Gnuplot is ready to go. Other graphing solutions require configuration, web browsers and other newfangled things. It is not easy to let go of such commandline ease of use.

The example above however did show that quite a lot of the work gets done outside of gnuplot - we needed a somewhat awkward awk program to preprocess the output of vmstat before gnuplot could get to work. Gnuplot meanwhile has no idea what it is plotting - it only sees numbers.

The Pandas & Matplotlib way

Gnuplot itself can read data from a prepared file. In the brave new world of Pandas and Matplotlib, data storage is separated from the actual graphing as well. But it does all reside within one programmatical environment, where data is labelled with what it is.

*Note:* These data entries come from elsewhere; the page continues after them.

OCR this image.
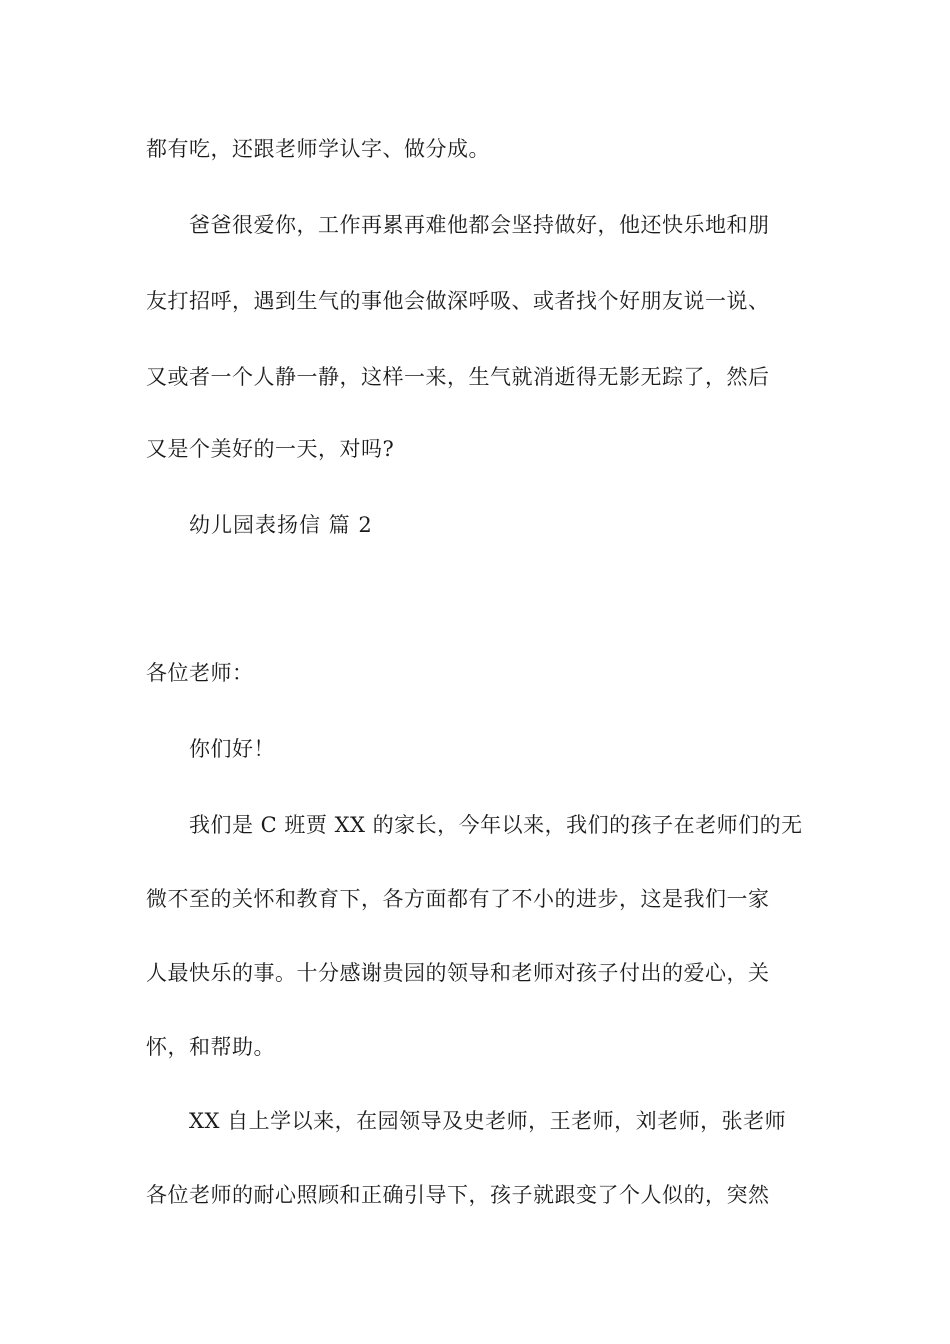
都有吃，还跟老师学认字、做分成。
爸爸很爱你，工作再累再难他都会坚持做好，他还快乐地和朋
友打招呼，遇到生气的事他会做深呼吸、或者找个好朋友说一说、
又或者一个人静一静，这样一来，生气就消逝得无影无踪了，然后
又是个美好的一天，对吗?
幼儿园表扬信 篇 2
各位老师：
你们好！
我们是 C 班贾 XX 的家长，今年以来，我们的孩子在老师们的无
微不至的关怀和教育下，各方面都有了不小的进步，这是我们一家
人最快乐的事。十分感谢贵园的领导和老师对孩子付出的爱心，关
怀，和帮助。
XX 自上学以来，在园领导及史老师，王老师，刘老师，张老师
各位老师的耐心照顾和正确引导下，孩子就跟变了个人似的，突然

Here’s how we’d analyse the output of vmstat “the Pandas way”. First we generate a csv file with source data:

$ TZ=UTC vmstat -t -n 1 | sed -u 's/UTC/Date time/' > vmstat.csv

We can let this run, the file will grow as it happens. This takes the timestamped output from vmstat but replaces the UTC field in the header by two fields called ‘Date’ and ’time’ - since it is actually two fields.

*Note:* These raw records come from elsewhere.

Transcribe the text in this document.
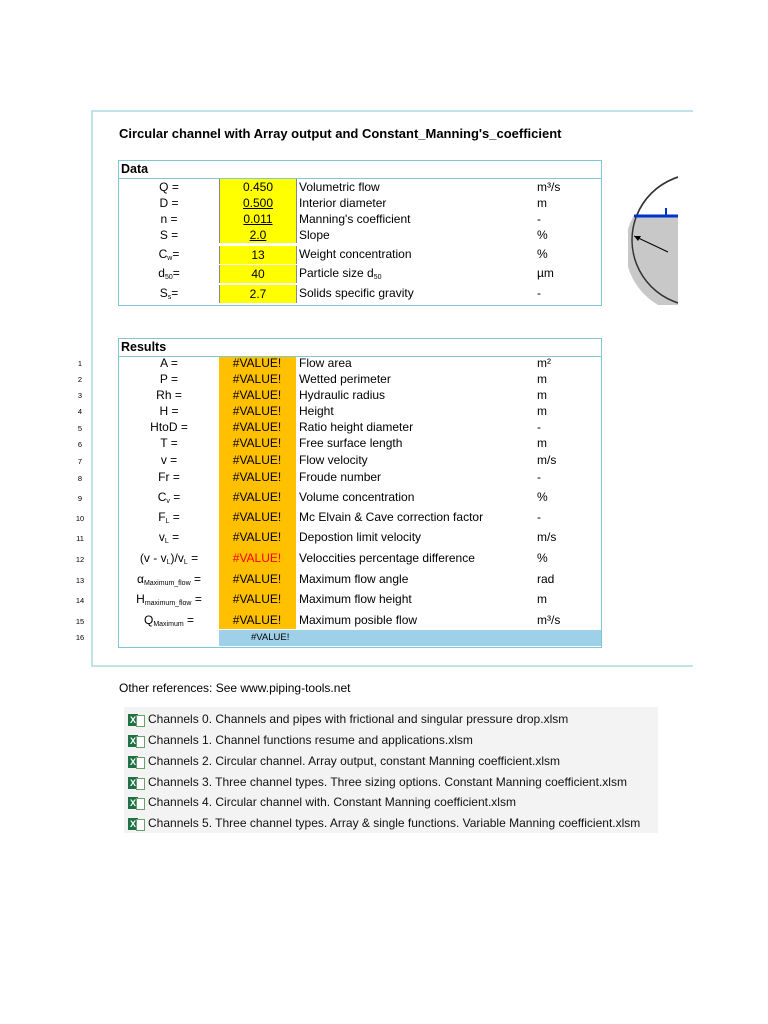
Circular channel with Array output and Constant_Manning's_coefficient
Data
Q =	0.450	Volumetric flow	m³/s
D =	0.500	Interior diameter	m
n =	0.011	Manning's coefficient	-
S =	2.0	Slope	%
$C_w=$	13	Weight concentration	%
$d_{50}=$	40	Particle size $d_{50}$	µm
$S_s=$	2.7	Solids specific gravity	-
Results
A =	#VALUE!	Flow area	m²
P =	#VALUE!	Wetted perimeter	m
Rh =	#VALUE!	Hydraulic radius	m
H =	#VALUE!	Height	m
HtoD =	#VALUE!	Ratio height diameter	-
T =	#VALUE!	Free surface length	m
v =	#VALUE!	Flow velocity	m/s
Fr =	#VALUE!	Froude number	-
$C_v$ =	#VALUE!	Volume concentration	%
$F_L$ =	#VALUE!	Mc Elvain & Cave correction factor	-
$v_L$ =	#VALUE!	Depostion limit velocity	m/s
$(v - v_L)/v_L$ =	#VALUE!	Veloccities percentage difference	%
$\alpha_{Maximum\_flow}$ =	#VALUE!	Maximum flow angle	rad
$H_{maximum\_flow}$ =	#VALUE!	Maximum flow height	m
$Q_{Maximum}$ =	#VALUE!	Maximum posible flow	m³/s
#VALUE!
1
2
3
4
5
6
7
8
9
10
11
12
13
14
15
16
Other references: See www.piping-tools.net
X Channels 0. Channels and pipes with frictional and singular pressure drop.xlsm
X Channels 1. Channel functions resume and applications.xlsm
X Channels 2. Circular channel. Array output, constant Manning coefficient.xlsm
X Channels 3. Three channel types. Three sizing options. Constant Manning coefficient.xlsm
X Channels 4. Circular channel with. Constant Manning coefficient.xlsm
X Channels 5. Three channel types. Array & single functions. Variable Manning coefficient.xlsm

Next up we load this csv file into Pandas:

data=pandas.read_csv("vmstat.csv", delim_whitespace=True, skiprows=[0,2])
data["timestamp"]=pandas.to_datetime(data["Date"] + " "+data["time"], 
	infer_datetime_format=True, utc=True)
data.set_index("timestamp", inplace=True)

The first line says this is a csv file with whitespace as a separator. The skiprows statement means we skip the first line of vmstat output, which contains a summary, plus the first actual data line which contains statistics of the system since bootup.

The second line converts the pretty printed vmstat timestamp into a ’native’ Pandas timestamp. Note that we explicitly say these are UTC timestamps.

The final line then blesses the newly generated timestamp field as the index of our data.

I agree this was some pain compared to gnuplot, but our reward is swift:

plt.figure()
plt.plot(data["cs"])
plt.plot(data["in"])
plt.legend()

Graph

All vmstat fields are available for plotting. Note how the graph is automatically time aware. There is also an automated legend to show us what we plotted.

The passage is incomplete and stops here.